Former Goldman Commodities Research Analyst Confirms LMBA OTC Gold Market Is "Paper Gold" Ponzi[a must, MUST READ]
from Zero Hedge
When we put up a link to last week's CFTC hearing webcast little did we know that it would end up being the veritable (physical) gold mine (no pun intended) of information about what really transpires in the commodities market. First, we obtained direct evidence from Andrew Maguire (who may or may not have been the target of an attempt at "bodily harm" as reported yesterday) of extensive manipulation in the silver market.

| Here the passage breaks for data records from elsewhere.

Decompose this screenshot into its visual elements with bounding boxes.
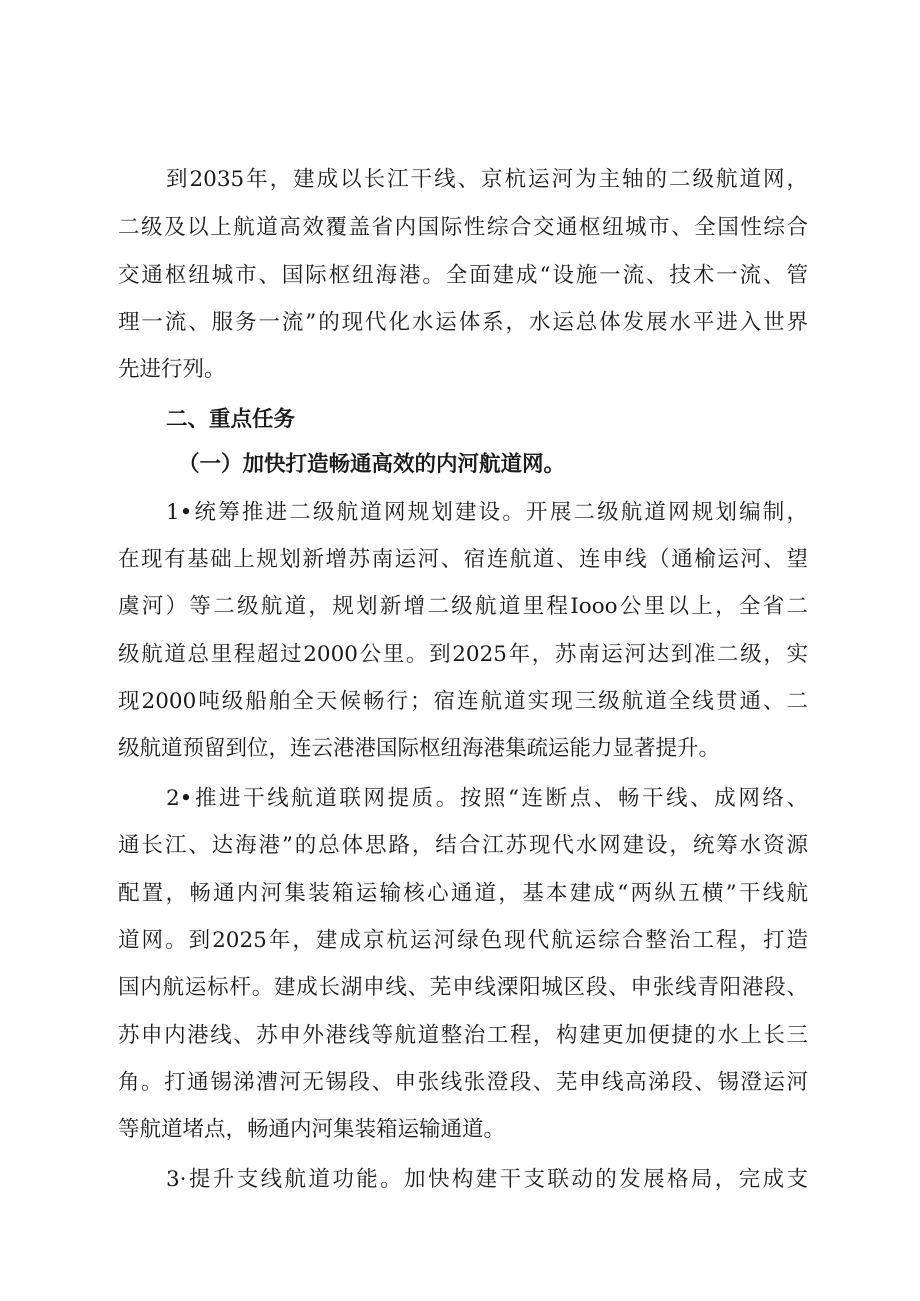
item-2-line-4: 道网。到2025年，建成京杭运河绿色现代航运综合整治工程，打造 — [118, 928, 808, 953]
paragraph-2035-goal-line-4: 理一流、服务一流”的现代化水运体系，水运总体发展水平进入世界 — [118, 310, 808, 335]
item-1-line-6: 级航道预留到位，连云港港国际枢纽海港集疏运能力显著提升。 — [118, 736, 721, 761]
item-2-line-3: 配置，畅通内河集装箱运输核心通道，基本建成“两纵五横”干线航 — [118, 881, 808, 906]
paragraph-2035-goal-line-3: 交通枢纽城市、国际枢纽海港。全面建成“设施一流、技术一流、管 — [118, 263, 808, 288]
paragraph-2035-goal-line-2: 二级及以上航道高效覆盖省内国际性综合交通枢纽城市、全国性综合 — [118, 215, 808, 240]
item-2-line-5: 国内航运标杆。建成长湖申线、芜申线溧阳城区段、申张线青阳港段、 — [118, 975, 808, 1000]
item-1-line-1: 1•统筹推进二级航道网规划建设。开展二级航道网规划编制， — [166, 500, 808, 525]
item-2-line-1: 2•推进干线航道联网提质。按照“连断点、畅干线、成网络、 — [166, 786, 808, 811]
item-2-line-2: 通长江、达海港”的总体思路，结合江苏现代水网建设，统筹水资源 — [118, 833, 808, 858]
item-1-line-4: 级航道总里程超过2000公里。到2025年，苏南运河达到准二级，实 — [118, 642, 808, 667]
item-1-line-2: 在现有基础上规划新增苏南运河、宿连航道、连申线（通榆运河、望 — [118, 547, 808, 572]
paragraph-2035-goal-line-5: 先进行列。 — [118, 357, 226, 382]
item-2-line-6: 苏申内港线、苏申外港线等航道整治工程，构建更加便捷的水上长三 — [118, 1023, 808, 1048]
item-1-line-3: 虞河）等二级航道，规划新增二级航道里程Iooo公里以上，全省二 — [118, 594, 808, 619]
subheading-inland-waterway-network: （一）加快打造畅通高效的内河航道网。 — [178, 452, 566, 477]
item-2-line-7: 角。打通锡涕漕河无锡段、申张线张澄段、芜申线高涕段、锡澄运河 — [118, 1070, 808, 1095]
section-heading-key-tasks: 二、重点任务 — [166, 407, 296, 432]
paragraph-2035-goal-line-1: 到2035年，建成以长江干线、京杭运河为主轴的二级航道网， — [166, 167, 808, 192]
item-2-line-8: 等航道堵点，畅通内河集装箱运输通道。 — [118, 1117, 506, 1142]
item-3-line-1: 3·提升支线航道功能。加快构建干支联动的发展格局，完成支 — [166, 1167, 808, 1192]
item-1-line-5: 现2000吨级船舶全天候畅行；宿连航道实现三级航道全线贯通、二 — [118, 689, 808, 714]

Today, Adrian Douglas, director of GATA, adds to the mountain of evidence that the commodities market, and the CFTC, stand behind what is potentially the biggest market manipulation scheme in the history of capital markets (we are assuming for the time being that all allegations of the Fed manipulating the broader equity and credit markets are completely baseless). Using the testimony of a clueless Jeffrey Christian, formerly a staffer at the Commodities Research Group in the Goldman Sachs Investment Research Department and now head and founder of the CPM Group, Douglas confirms that the "LBMA trades over 100 times the amount of gold it actually has to back the trades."
Christian, who describes himself as "one of the world’s foremost authorities on the markets for precious metals" yet, in the words of Gary Gensler, said "that the bullion banks had large shorts to hedge themselves selling elsewhere- how do you short something to cover a sale, I didn’t quite follow that?" and proves that current and former Goldman bankers are some of the most arrogant people alive, assuming that everyone else is an idiot and will buy whatever explanation is presented just because the CV says Goldman Sachs. Yet Christian confirms that the gold market is basically a ponzi: "in the “physical market” as the market uses that term, there is much more metal than that…there is a hundred times what there is." And there you have it: as Douglas eloquently summarizes: "the giant Ponzi trading of gold ledger entries can be sustained only if there is never a liquidity crisis in the REAL physical market. If someone asks for gold and there isn’t any the default would trigger the biggest “bank run” and default in history. This is, of course, why the Central Banks lease their gold or sell it outright to the bullion banks when they are squeezed by high demand for REAL physical gold that can not be met from their own stocks" and concludes "Almost every day we hear of a new financial fraud that has been exposed. The gold and silver market fraud is likely to be bigger than all of them. Investors in their droves, who have purchased gold in good faith in “unallocated accounts”, are going to demand delivery of their metal. They will then discover that there is only one ounce for every one hundred ounces claimed. They will find out they are “unsecured creditors”.
For those of you who missed the CFTC hearing, here are two of the must-watch clips. In the first one, Adrian Douglas introduces the underlying concerns about the Ponzi nature of the LBMA hedging situation, in which a wholesale rush to "physical delivery" would result in a one hundred fold dilution of gold holdings, and a 99% result of unsecured creditor claims (good luck collecting on that particular bankruptcy). We also meet Jeffrey Christian, formerly of Goldman and currently of CPM, in which not only does the "expert" state that a bullion bank short is hedged by further shorting, but confirms Douglas' and GATA's previous claims that the "physical" market, as defined, is a joke, as the OTC market treats gold purely as a financial asset, essentially conforming to the precepts of fractional reserve banking. As Douglas notes "He confirms that the LBMA trades hundreds of times the real underlying physical. This is even a higher estimate than I have previously made! It is, as I asserted before the Commission, a giant Ponzi Scheme."